LECCE- Fra le vittime del coronavirus c’è anche il Vicepresidente dei Georgofili, Michele Stanca. Genetista di fama mondiale, si è spento nelle scorse ore, all’età di 77 anni, in un letto di ospedale di Parma, dove si trovava ricoverato dalla fine di febbraio, dopo aver scoperto di essere positivo al coronavirus. Illustre scienziato che ha contribuito alla crescita dell’agricoltura in Italia e nel mondo, Stanca era coordinatore del Comitato “Biologia Agraria” e membro del Consiglio Accademico.
Pugliese, laureato a Bari, ha condotto studi importantissimi sul miglioramento genetico dei cereali. Ha diretto il Centro di ricerca per la genomica e la postgenomica animale e vegetale di Fiorenzuola d’Arda; è stato coordinatore della rete nazionale “Varietà ORZO ” (1976-2009), studiando a livello genetico e fisiologico il fenomeno dell’allettamento e gli aspetti qualitativi dell’orzo e promuovendo ricerche di genetica, fisiologia e biologia molecolare sull’adattamento delle piante all’ambiente. Ha sviluppato programmi di miglioramento genetico convenzionale e molecolare (MAS) ed è stato costitutore di varietà di orzo di successo a livello nazionale (nel 2011 il 21% della semente certificata ha origine nel Centro di Fiorenzuola) ed internazionale. “Arda” è stata prima in assoluto tra le varietà di Orzo certificate in Italia negli anni ’90 (30% della semente certificata in Italia) e ancora oggi è molto popolare in Italia e in Grecia.

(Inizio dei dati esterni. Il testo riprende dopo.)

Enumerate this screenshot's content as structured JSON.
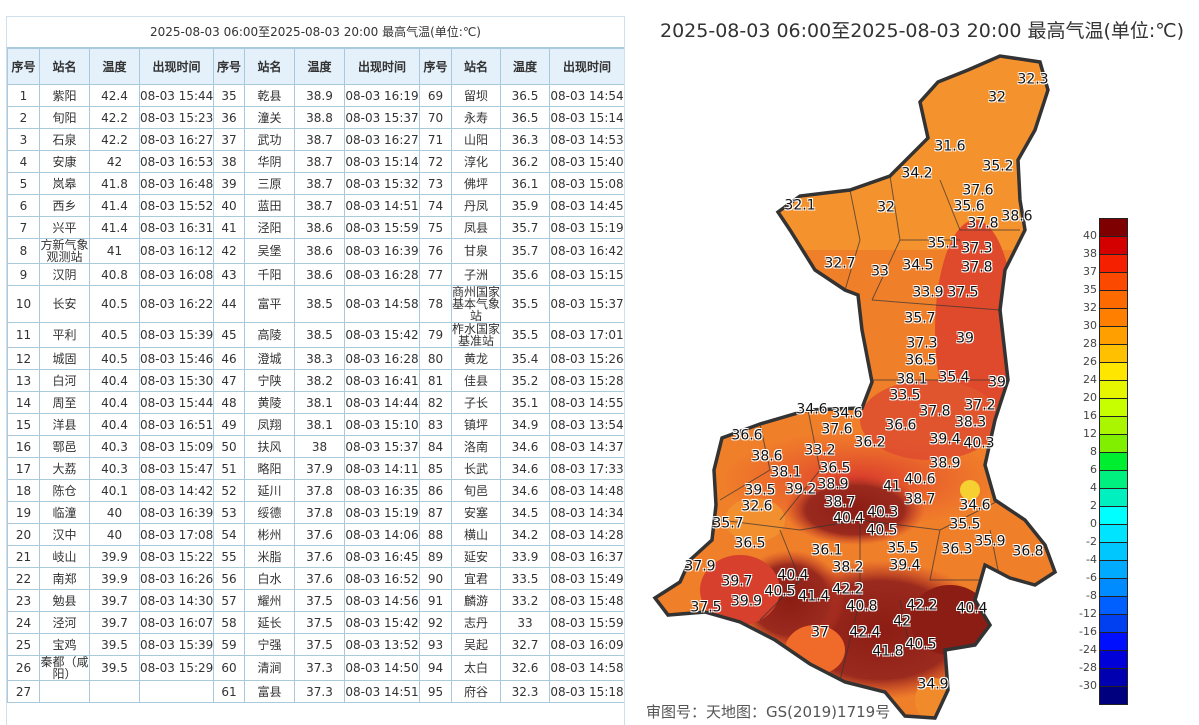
{
  "table": {
    "title": "2025-08-03 06:00至2025-08-03 20:00 最高气温(单位:℃)",
    "headers": [
      "序号",
      "站名",
      "温度",
      "出现时间",
      "序号",
      "站名",
      "温度",
      "出现时间",
      "序号",
      "站名",
      "温度",
      "出现时间"
    ],
    "rows": [
      [
        "1",
        "紫阳",
        "42.4",
        "08-03 15:44",
        "35",
        "乾县",
        "38.9",
        "08-03 16:19",
        "69",
        "留坝",
        "36.5",
        "08-03 14:54"
      ],
      [
        "2",
        "旬阳",
        "42.2",
        "08-03 15:23",
        "36",
        "潼关",
        "38.8",
        "08-03 15:37",
        "70",
        "永寿",
        "36.5",
        "08-03 15:14"
      ],
      [
        "3",
        "石泉",
        "42.2",
        "08-03 16:27",
        "37",
        "武功",
        "38.7",
        "08-03 16:27",
        "71",
        "山阳",
        "36.3",
        "08-03 14:53"
      ],
      [
        "4",
        "安康",
        "42",
        "08-03 16:53",
        "38",
        "华阴",
        "38.7",
        "08-03 15:14",
        "72",
        "淳化",
        "36.2",
        "08-03 15:40"
      ],
      [
        "5",
        "岚皋",
        "41.8",
        "08-03 16:48",
        "39",
        "三原",
        "38.7",
        "08-03 15:32",
        "73",
        "佛坪",
        "36.1",
        "08-03 15:08"
      ],
      [
        "6",
        "西乡",
        "41.4",
        "08-03 15:52",
        "40",
        "蓝田",
        "38.7",
        "08-03 14:51",
        "74",
        "丹凤",
        "35.9",
        "08-03 14:45"
      ],
      [
        "7",
        "兴平",
        "41.4",
        "08-03 16:31",
        "41",
        "泾阳",
        "38.6",
        "08-03 15:59",
        "75",
        "凤县",
        "35.7",
        "08-03 15:19"
      ],
      [
        "8",
        "方新气象观测站",
        "41",
        "08-03 16:12",
        "42",
        "吴堡",
        "38.6",
        "08-03 16:39",
        "76",
        "甘泉",
        "35.7",
        "08-03 16:42"
      ],
      [
        "9",
        "汉阴",
        "40.8",
        "08-03 16:08",
        "43",
        "千阳",
        "38.6",
        "08-03 16:28",
        "77",
        "子洲",
        "35.6",
        "08-03 15:15"
      ],
      [
        "10",
        "长安",
        "40.5",
        "08-03 16:22",
        "44",
        "富平",
        "38.5",
        "08-03 14:58",
        "78",
        "商州国家基本气象站",
        "35.5",
        "08-03 15:37"
      ],
      [
        "11",
        "平利",
        "40.5",
        "08-03 15:39",
        "45",
        "高陵",
        "38.5",
        "08-03 15:42",
        "79",
        "柞水国家基准站",
        "35.5",
        "08-03 17:01"
      ],
      [
        "12",
        "城固",
        "40.5",
        "08-03 15:46",
        "46",
        "澄城",
        "38.3",
        "08-03 16:28",
        "80",
        "黄龙",
        "35.4",
        "08-03 15:26"
      ],
      [
        "13",
        "白河",
        "40.4",
        "08-03 15:30",
        "47",
        "宁陕",
        "38.2",
        "08-03 16:41",
        "81",
        "佳县",
        "35.2",
        "08-03 15:28"
      ],
      [
        "14",
        "周至",
        "40.4",
        "08-03 15:44",
        "48",
        "黄陵",
        "38.1",
        "08-03 14:44",
        "82",
        "子长",
        "35.1",
        "08-03 14:55"
      ],
      [
        "15",
        "洋县",
        "40.4",
        "08-03 16:51",
        "49",
        "凤翔",
        "38.1",
        "08-03 15:10",
        "83",
        "镇坪",
        "34.9",
        "08-03 13:54"
      ],
      [
        "16",
        "鄠邑",
        "40.3",
        "08-03 15:09",
        "50",
        "扶风",
        "38",
        "08-03 15:37",
        "84",
        "洛南",
        "34.6",
        "08-03 14:37"
      ],
      [
        "17",
        "大荔",
        "40.3",
        "08-03 15:47",
        "51",
        "略阳",
        "37.9",
        "08-03 14:11",
        "85",
        "长武",
        "34.6",
        "08-03 17:33"
      ],
      [
        "18",
        "陈仓",
        "40.1",
        "08-03 14:42",
        "52",
        "延川",
        "37.8",
        "08-03 16:35",
        "86",
        "旬邑",
        "34.6",
        "08-03 14:48"
      ],
      [
        "19",
        "临潼",
        "40",
        "08-03 16:39",
        "53",
        "绥德",
        "37.8",
        "08-03 15:19",
        "87",
        "安塞",
        "34.5",
        "08-03 14:34"
      ],
      [
        "20",
        "汉中",
        "40",
        "08-03 17:08",
        "54",
        "彬州",
        "37.6",
        "08-03 14:06",
        "88",
        "横山",
        "34.2",
        "08-03 14:28"
      ],
      [
        "21",
        "岐山",
        "39.9",
        "08-03 15:22",
        "55",
        "米脂",
        "37.6",
        "08-03 16:45",
        "89",
        "延安",
        "33.9",
        "08-03 16:37"
      ],
      [
        "22",
        "南郑",
        "39.9",
        "08-03 16:26",
        "56",
        "白水",
        "37.6",
        "08-03 16:52",
        "90",
        "宜君",
        "33.5",
        "08-03 15:49"
      ],
      [
        "23",
        "勉县",
        "39.7",
        "08-03 14:30",
        "57",
        "耀州",
        "37.5",
        "08-03 14:56",
        "91",
        "麟游",
        "33.2",
        "08-03 15:48"
      ],
      [
        "24",
        "泾河",
        "39.7",
        "08-03 16:07",
        "58",
        "延长",
        "37.5",
        "08-03 15:42",
        "92",
        "志丹",
        "33",
        "08-03 15:59"
      ],
      [
        "25",
        "宝鸡",
        "39.5",
        "08-03 15:39",
        "59",
        "宁强",
        "37.5",
        "08-03 13:52",
        "93",
        "吴起",
        "32.7",
        "08-03 16:09"
      ],
      [
        "26",
        "秦都（咸阳）",
        "39.5",
        "08-03 15:29",
        "60",
        "清涧",
        "37.3",
        "08-03 14:50",
        "94",
        "太白",
        "32.6",
        "08-03 14:58"
      ],
      [
        "27",
        "",
        "",
        "",
        "61",
        "富县",
        "37.3",
        "08-03 14:51",
        "95",
        "府谷",
        "32.3",
        "08-03 15:18"
      ]
    ]
  },
  "watermark": "审图号：天地图：GS(2019)1719号",
  "map": {
    "title": "2025-08-03 06:00至2025-08-03 20:00 最高气温(单位:℃)",
    "labels": [
      "32.3",
      "32",
      "31.6",
      "35.2",
      "34.2",
      "37.6",
      "35.6",
      "37.8",
      "38.6",
      "32.1",
      "32",
      "35.1",
      "37.3",
      "37.8",
      "32.7",
      "33",
      "34.5",
      "33.9",
      "37.5",
      "35.7",
      "37.3",
      "39",
      "36.5",
      "38.1",
      "35.4",
      "39",
      "33.5",
      "37.2",
      "37.8",
      "38.3",
      "34.6",
      "34.6",
      "37.6",
      "36.6",
      "36.6",
      "39.4",
      "40.3",
      "38.6",
      "33.2",
      "36.5",
      "36.2",
      "38.1",
      "39.5",
      "38.9",
      "39.2",
      "38.7",
      "41",
      "40.6",
      "38.9",
      "40.4",
      "40.3",
      "40.5",
      "38.7",
      "34.6",
      "32.6",
      "35.7",
      "35.5",
      "35.9",
      "35.5",
      "36.5",
      "36.1",
      "36.3",
      "36.8",
      "39.4",
      "38.2",
      "37.9",
      "39.7",
      "40.4",
      "40.5",
      "39.9",
      "41.4",
      "42.2",
      "40.8",
      "42.2",
      "40.4",
      "42",
      "37.5",
      "37",
      "42.4",
      "40.5",
      "41.8",
      "34.9"
    ]
  },
  "legend": {
    "labels": [
      "40",
      "38",
      "37",
      "35",
      "32",
      "30",
      "28",
      "26",
      "24",
      "20",
      "16",
      "12",
      "8",
      "6",
      "4",
      "2",
      "0",
      "-2",
      "-4",
      "-6",
      "-8",
      "-12",
      "-16",
      "-24",
      "-28",
      "-30"
    ],
    "colors": [
      "#7f0000",
      "#d40000",
      "#f42000",
      "#fb4a00",
      "#fd6a00",
      "#ff8000",
      "#ffa000",
      "#ffc000",
      "#ffe600",
      "#e6f500",
      "#c8ff00",
      "#aaf500",
      "#80f000",
      "#00ee30",
      "#00f080",
      "#00f0c0",
      "#00ffff",
      "#00e4ff",
      "#00c8ff",
      "#00aaff",
      "#008cff",
      "#0060ff",
      "#0040f0",
      "#0010ff",
      "#0000d8",
      "#0000b0",
      "#00007f"
    ]
  }
}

Docente in molte prestigiose università di tutto il mondo, è stato uno studioso instancabile, appassionato ed entusiasta del proprio lavoro, eccellente divulgatore scientifico. “Con Stanca -afferma l’Accademia dei Georgofili di Firenze- ci lascia una delle personalità più brillanti nel settore della genetica agraria, che avrebbe potuto dare ancora un contributo inestimabile al progresso della ricerca in agricoltura”.